In July last year, an agreement was made between the gaming regulators of France, Portugal, Italy and Spain for a shared liquidity scheme, wherein players from these countries would be able to play in cross-border online poker games provided that the software is accepted by authorities in all four countries.
Later in December 2017, PokerStars became the first online operator to receive that shared European liquidity license, from French regulator ARJEL. Spain was the next to join the shared player pool scheme in January this year, while there were unspecified delays from Portugal.
However, a latest development has indicated that PokerStars will add their Portugal online poker room to its shared player pool scheme ‘potentially very soon’. “Portugal is likely to be added to the pooled liquidity this month, potentially very soon, and that will – I have no doubt that will boost the revenues that we’re currently generating from Portugal,” said Stars Group CEO, Rafi Ashkenazi.
The announcement was made during a presentation of the Stars Group’s first quarter earnings, where they posted an impressive 23.8% year-on-year growth as compared to the same period in 2017. Much of this growth was due to the shared liquidity project and with Portugal coming on board, it’s only expected to get better.

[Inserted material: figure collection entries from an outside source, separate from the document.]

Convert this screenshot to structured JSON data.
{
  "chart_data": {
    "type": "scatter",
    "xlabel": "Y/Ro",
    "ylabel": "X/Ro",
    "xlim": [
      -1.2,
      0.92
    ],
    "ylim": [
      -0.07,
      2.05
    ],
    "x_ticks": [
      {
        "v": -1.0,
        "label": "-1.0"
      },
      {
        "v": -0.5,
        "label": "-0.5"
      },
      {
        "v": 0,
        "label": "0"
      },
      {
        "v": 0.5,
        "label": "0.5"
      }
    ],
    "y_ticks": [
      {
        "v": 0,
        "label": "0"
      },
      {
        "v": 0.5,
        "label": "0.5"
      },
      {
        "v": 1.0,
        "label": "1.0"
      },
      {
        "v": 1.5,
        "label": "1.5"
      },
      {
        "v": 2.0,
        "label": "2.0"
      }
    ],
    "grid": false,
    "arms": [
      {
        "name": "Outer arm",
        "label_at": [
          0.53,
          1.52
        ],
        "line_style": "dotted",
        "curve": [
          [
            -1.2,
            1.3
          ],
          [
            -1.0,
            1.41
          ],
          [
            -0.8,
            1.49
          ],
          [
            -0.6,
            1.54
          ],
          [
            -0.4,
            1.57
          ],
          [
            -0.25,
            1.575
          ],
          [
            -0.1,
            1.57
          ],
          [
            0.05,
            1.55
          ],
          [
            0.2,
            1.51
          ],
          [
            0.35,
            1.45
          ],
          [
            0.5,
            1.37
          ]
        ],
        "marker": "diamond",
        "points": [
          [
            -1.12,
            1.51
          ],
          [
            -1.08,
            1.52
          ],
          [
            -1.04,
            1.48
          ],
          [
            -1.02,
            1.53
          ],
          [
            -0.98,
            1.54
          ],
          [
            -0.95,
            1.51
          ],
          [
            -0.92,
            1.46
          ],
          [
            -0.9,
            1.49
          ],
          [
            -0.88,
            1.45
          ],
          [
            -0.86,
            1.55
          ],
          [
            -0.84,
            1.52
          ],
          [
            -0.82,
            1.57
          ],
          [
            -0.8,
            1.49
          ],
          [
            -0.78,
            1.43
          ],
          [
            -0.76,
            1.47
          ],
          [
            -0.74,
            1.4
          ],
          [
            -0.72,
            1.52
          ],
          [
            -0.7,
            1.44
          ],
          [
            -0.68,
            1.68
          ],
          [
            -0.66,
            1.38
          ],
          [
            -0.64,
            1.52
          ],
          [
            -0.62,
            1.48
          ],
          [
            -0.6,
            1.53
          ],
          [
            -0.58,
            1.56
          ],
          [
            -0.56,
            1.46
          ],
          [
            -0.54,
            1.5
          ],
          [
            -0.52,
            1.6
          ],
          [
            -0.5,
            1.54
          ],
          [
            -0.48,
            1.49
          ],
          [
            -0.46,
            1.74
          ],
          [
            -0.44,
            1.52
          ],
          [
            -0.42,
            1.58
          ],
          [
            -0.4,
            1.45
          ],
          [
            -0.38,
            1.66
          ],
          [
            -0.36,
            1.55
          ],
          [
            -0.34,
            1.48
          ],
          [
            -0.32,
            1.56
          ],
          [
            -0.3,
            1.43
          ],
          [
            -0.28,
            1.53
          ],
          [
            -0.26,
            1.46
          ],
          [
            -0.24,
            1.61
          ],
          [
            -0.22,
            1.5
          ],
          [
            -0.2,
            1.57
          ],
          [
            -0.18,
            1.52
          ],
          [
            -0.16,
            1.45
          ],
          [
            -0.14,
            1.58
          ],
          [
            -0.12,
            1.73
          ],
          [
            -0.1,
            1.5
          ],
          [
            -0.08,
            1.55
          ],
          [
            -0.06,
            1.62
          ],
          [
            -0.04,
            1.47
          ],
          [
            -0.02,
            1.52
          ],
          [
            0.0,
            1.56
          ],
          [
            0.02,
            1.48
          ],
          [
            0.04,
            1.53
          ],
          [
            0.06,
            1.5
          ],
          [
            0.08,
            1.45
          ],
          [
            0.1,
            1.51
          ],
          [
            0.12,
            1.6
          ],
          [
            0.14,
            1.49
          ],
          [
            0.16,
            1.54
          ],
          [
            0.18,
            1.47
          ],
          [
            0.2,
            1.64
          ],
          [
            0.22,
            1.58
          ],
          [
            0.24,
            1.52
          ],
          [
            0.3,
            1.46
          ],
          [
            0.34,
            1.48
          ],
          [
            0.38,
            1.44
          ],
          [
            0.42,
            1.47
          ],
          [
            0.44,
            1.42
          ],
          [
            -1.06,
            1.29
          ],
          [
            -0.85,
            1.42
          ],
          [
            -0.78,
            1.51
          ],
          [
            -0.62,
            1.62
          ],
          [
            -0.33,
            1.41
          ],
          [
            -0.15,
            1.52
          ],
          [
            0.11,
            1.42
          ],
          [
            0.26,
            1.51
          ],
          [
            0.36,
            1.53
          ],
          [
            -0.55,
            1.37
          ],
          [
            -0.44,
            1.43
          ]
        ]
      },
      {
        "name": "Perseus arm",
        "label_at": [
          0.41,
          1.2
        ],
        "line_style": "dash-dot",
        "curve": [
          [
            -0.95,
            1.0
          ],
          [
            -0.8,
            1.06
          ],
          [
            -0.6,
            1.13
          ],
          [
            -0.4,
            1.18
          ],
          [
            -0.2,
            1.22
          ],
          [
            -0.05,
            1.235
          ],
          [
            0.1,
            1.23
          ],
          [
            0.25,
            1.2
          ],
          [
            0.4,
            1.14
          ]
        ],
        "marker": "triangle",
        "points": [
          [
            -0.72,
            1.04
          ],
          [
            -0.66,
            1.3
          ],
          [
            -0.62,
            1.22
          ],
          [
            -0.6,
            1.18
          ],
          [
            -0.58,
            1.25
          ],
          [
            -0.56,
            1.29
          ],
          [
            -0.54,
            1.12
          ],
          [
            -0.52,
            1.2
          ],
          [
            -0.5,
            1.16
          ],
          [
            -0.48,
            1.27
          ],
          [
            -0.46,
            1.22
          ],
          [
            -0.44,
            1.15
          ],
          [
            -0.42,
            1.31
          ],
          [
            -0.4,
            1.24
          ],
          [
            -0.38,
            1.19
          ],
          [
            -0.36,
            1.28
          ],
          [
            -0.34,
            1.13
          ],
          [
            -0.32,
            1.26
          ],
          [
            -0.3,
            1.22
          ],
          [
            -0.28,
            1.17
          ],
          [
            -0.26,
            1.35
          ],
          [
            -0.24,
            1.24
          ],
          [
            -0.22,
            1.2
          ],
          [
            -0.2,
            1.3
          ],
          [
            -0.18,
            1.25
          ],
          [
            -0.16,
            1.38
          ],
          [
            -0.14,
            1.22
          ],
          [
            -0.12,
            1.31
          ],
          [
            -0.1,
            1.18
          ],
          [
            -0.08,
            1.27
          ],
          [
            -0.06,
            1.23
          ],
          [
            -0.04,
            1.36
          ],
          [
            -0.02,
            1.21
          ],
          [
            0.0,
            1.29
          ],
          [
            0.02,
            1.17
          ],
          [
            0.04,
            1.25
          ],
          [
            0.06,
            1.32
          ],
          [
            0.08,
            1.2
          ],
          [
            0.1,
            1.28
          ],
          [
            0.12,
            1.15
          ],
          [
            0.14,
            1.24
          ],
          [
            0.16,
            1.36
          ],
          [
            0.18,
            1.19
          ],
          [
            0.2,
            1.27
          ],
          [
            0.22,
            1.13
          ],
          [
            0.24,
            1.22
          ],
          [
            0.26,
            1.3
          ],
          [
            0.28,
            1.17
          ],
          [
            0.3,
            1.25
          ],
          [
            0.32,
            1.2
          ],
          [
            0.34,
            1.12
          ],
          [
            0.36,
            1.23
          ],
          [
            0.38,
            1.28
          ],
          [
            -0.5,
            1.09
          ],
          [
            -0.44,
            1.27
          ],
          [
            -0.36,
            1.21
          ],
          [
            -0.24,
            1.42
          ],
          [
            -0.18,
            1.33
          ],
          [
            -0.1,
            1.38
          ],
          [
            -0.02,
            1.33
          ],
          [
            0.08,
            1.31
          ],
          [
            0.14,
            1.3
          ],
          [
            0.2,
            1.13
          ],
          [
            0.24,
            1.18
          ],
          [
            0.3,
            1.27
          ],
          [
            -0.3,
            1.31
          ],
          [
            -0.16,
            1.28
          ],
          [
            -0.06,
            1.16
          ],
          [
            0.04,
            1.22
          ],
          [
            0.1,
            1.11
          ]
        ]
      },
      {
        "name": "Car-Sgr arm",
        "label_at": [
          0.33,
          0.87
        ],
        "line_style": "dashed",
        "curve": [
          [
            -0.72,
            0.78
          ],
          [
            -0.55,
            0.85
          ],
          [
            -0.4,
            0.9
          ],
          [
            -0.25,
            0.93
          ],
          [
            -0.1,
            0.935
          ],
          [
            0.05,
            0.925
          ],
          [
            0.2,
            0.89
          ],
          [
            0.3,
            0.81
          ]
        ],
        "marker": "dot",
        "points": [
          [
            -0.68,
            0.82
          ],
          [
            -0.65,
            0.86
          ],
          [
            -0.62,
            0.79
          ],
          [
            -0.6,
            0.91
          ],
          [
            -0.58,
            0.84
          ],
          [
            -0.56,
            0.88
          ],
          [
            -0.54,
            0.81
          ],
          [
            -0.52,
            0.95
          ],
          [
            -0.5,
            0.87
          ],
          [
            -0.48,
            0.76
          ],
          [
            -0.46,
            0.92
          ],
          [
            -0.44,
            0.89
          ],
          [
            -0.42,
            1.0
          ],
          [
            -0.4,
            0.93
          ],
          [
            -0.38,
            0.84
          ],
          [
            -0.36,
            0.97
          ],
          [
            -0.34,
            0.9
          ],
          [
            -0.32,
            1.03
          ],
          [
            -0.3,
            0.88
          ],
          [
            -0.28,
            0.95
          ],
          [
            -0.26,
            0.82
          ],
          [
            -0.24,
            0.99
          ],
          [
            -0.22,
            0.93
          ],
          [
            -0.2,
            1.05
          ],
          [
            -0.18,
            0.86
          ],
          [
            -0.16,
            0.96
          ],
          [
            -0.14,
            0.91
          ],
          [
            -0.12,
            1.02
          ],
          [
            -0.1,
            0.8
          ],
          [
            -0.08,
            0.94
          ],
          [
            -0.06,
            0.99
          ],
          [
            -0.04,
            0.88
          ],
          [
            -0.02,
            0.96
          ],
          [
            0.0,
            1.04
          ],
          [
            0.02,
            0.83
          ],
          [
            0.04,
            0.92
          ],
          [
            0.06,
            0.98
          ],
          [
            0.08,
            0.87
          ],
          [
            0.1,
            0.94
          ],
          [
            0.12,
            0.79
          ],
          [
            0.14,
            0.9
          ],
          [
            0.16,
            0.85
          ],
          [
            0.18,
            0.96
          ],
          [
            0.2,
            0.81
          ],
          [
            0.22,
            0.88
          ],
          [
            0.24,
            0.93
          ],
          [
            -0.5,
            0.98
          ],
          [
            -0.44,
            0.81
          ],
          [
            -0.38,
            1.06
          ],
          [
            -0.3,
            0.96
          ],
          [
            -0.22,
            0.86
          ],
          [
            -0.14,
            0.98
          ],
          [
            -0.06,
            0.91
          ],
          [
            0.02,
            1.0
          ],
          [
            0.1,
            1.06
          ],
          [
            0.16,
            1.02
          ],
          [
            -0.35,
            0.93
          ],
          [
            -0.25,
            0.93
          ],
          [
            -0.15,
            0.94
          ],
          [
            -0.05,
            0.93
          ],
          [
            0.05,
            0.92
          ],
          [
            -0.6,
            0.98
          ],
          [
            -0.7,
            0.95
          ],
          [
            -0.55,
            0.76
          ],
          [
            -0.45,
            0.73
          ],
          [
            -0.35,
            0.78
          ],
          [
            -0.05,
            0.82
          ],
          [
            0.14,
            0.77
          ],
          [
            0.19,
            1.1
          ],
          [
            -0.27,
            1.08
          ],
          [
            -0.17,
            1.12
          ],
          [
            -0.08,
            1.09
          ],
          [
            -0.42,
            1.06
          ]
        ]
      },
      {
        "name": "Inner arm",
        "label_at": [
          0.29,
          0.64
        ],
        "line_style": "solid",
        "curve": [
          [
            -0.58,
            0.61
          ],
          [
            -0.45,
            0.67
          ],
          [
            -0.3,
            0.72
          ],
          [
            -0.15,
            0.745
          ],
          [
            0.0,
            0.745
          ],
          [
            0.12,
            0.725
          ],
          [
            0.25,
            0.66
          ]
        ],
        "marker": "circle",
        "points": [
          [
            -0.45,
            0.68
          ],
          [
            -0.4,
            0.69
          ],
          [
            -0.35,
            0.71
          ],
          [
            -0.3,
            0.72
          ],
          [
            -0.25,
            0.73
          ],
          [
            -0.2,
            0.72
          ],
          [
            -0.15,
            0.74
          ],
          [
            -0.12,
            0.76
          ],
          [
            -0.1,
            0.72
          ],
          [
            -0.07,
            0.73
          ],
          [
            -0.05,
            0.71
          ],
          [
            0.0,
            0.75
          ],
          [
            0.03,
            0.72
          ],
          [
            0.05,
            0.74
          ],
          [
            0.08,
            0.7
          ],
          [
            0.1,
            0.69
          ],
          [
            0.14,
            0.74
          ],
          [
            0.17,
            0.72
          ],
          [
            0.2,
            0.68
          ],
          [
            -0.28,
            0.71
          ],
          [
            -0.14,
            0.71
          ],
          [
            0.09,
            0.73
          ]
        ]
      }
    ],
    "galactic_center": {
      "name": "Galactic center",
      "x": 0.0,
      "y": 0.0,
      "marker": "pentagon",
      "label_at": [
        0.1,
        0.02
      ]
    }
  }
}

SRIJ, Portugal’s gaming regulator, approved the requirements for cross-border shared poker liquidity in February this year and this was even published in the official gazette. Ever since then, developments were very slow but with this statement from Stars Group, we believe that approval has finally been granted from SRIJ. The addition of Portugal to the shared network is expected to add 20% liquidity to the current combined Spanish and French player network.